Verfolgt man die aktuelle Literatur und Diskussionen scheint agiles Arbeiten eine der Top-Zauberformeln für Unternehmen in der heutigen, sich schnell wandelnden Arbeitswelt zu sein. Ist es richtig, dass agile Teams heute ein Muss für jedes Unternehmen sind?

Was bedeutet agiles Arbeiten?

Während ich diesen Artikel schreibe, gebe ich den Begriff „Agile Teams“ bei Google ein und erhalte knapp 50 Millionen Treffer. Agile Teams sind aktuell viel diskutiert.

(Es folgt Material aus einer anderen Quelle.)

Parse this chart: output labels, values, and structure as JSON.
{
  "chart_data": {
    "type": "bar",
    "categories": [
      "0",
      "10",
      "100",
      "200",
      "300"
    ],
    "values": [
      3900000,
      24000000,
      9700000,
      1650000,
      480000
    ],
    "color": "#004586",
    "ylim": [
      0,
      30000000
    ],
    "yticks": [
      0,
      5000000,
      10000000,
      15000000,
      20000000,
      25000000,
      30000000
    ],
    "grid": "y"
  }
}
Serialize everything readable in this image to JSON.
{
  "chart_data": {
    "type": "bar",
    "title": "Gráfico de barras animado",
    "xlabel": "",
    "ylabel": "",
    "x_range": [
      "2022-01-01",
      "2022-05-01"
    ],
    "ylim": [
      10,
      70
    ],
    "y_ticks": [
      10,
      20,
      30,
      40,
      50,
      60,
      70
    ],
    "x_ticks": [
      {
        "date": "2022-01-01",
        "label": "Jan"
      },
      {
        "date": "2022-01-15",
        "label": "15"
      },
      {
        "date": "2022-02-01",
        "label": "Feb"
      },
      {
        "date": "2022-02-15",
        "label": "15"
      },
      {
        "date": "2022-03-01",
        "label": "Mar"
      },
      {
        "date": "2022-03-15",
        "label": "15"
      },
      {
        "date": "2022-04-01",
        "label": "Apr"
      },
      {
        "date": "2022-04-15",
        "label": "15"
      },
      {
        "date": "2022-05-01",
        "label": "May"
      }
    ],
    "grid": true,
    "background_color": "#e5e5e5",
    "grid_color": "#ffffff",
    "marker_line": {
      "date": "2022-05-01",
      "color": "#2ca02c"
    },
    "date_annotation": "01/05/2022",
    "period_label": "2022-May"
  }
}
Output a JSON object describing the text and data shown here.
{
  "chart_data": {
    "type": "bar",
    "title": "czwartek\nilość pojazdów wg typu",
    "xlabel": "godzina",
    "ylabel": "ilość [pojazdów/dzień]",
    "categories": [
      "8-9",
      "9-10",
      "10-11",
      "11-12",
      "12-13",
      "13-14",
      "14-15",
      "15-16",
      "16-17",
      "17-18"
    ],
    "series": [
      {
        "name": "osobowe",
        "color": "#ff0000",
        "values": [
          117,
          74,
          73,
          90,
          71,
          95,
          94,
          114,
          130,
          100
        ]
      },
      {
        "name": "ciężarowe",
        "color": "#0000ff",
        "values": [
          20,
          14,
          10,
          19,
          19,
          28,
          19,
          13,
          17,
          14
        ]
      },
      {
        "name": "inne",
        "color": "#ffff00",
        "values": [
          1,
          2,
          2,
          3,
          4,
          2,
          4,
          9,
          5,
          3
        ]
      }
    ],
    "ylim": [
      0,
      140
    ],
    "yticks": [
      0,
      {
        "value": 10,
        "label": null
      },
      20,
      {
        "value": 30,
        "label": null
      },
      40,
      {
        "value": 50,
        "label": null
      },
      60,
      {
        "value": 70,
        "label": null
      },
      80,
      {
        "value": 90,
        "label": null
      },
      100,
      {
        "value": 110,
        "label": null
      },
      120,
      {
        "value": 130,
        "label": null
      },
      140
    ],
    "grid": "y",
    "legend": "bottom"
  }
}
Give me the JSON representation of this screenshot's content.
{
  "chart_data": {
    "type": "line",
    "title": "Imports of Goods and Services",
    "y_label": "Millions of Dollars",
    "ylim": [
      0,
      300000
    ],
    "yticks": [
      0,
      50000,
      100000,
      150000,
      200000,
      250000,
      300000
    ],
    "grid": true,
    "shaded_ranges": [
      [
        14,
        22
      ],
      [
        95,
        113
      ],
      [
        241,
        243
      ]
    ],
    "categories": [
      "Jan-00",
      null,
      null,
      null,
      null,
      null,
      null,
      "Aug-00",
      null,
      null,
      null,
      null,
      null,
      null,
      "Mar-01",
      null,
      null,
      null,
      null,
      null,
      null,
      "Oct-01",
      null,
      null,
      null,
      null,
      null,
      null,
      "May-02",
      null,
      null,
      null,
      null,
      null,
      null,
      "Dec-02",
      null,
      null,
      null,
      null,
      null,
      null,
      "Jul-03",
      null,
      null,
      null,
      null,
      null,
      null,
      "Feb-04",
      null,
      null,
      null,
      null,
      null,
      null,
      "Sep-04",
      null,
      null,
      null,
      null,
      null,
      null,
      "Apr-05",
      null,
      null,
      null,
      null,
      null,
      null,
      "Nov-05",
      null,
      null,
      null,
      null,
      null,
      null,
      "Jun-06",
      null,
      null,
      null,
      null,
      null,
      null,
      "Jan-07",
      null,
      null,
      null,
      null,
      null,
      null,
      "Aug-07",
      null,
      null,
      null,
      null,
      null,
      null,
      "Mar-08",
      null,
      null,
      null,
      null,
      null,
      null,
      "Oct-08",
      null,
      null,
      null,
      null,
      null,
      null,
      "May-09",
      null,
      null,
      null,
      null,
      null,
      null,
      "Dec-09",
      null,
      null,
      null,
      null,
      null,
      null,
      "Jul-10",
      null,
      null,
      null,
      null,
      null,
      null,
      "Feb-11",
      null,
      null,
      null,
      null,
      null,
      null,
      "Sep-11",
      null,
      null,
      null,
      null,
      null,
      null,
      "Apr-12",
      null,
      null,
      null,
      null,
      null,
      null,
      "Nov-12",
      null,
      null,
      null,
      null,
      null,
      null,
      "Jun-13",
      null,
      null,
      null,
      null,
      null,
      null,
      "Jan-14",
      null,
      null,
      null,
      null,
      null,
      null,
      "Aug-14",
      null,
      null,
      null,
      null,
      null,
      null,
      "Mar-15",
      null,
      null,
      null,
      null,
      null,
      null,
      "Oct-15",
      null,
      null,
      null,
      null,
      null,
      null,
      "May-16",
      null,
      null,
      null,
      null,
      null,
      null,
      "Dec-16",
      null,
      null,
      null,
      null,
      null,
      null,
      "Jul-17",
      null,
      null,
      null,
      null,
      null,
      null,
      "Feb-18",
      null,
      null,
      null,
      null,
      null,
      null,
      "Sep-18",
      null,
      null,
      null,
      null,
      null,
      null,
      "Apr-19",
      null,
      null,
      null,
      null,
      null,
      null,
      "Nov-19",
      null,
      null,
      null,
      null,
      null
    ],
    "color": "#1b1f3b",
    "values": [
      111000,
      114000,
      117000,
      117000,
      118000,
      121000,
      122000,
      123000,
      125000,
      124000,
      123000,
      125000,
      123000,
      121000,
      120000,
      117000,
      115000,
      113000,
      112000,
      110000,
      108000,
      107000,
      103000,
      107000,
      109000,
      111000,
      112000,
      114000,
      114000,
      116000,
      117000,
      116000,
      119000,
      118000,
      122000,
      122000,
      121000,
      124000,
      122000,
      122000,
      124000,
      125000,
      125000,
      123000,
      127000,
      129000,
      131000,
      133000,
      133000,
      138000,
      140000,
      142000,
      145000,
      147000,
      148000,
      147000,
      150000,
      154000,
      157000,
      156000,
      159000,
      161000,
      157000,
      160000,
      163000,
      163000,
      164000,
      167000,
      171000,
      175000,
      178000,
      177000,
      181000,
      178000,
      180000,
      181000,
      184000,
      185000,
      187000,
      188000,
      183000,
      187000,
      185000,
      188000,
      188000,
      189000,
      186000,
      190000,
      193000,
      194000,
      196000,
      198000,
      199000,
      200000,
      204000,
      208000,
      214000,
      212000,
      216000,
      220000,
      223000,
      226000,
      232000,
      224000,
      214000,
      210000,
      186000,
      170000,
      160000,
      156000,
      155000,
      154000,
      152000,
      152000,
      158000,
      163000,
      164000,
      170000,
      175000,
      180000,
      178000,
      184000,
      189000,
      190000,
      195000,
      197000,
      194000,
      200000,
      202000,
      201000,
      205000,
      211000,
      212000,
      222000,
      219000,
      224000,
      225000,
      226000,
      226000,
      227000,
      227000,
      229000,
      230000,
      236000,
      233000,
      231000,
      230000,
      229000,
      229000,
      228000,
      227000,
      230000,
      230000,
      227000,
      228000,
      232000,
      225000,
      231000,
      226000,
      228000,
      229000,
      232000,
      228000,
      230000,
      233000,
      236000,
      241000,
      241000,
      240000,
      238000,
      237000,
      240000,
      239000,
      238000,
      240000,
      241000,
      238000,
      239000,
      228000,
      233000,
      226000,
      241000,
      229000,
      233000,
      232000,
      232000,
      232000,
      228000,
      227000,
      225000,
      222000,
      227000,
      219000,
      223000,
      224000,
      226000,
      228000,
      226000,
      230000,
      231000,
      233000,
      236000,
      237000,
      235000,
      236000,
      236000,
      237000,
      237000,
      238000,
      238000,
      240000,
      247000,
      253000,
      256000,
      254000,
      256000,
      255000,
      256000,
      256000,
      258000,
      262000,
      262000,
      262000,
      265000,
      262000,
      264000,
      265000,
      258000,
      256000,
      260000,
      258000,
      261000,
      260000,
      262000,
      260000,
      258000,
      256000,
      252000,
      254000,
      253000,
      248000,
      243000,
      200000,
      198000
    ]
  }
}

Der Begriff des agilen Arbeitens stammt aus der Softwareentwicklung. Agil bedeutet als Begriff zunächst: sich beweglich und reaktionsschnell auf die Änderungen der Umwelt und der aktuellen Situation einstellen zu können.
Agiles Arbeiten bietet sich besonders für solche Projekte und Aufgaben an, in denen eine kundenorientierte Lösung erarbeitet werden soll und deren Anforderungen noch nicht von vornherein feststehen. Für die sich ändernden Herausforderungen, Situationen oder Kundenwünsche brauchen Teams die Fähigkeiten, Handlungsspielraum und Eigenverantwortung, um ihre Strategien, Strukturen und Prozesse kurzfristig umstellen und anpassen zu können. Ziele und Prozesse werden also nicht mehr langfristig aufgesetzt, sondern iterativ, in kurzen Zyklen variabel angepasst.
Agilität an sich ist grundsätzlich keine Strategie, Methode oder Struktur, sondern eine Denk- und Handlungsweise.

Agilität als Ziel der Teamentwicklung

Viele Teamentwicklungen, die ich zurzeit begleite, finden wegen bevorstehender oder laufender digitaler Transformationsprozesse der auftraggebenden Unternehmen statt. Eine wichtige Etappe der Transformation ist dabei die Entwicklung von Teams in Richtung agiles Arbeiten. In erster Linie sollen die Mitarbeiter dabei befähigt werden, agil zu denken und zu handeln.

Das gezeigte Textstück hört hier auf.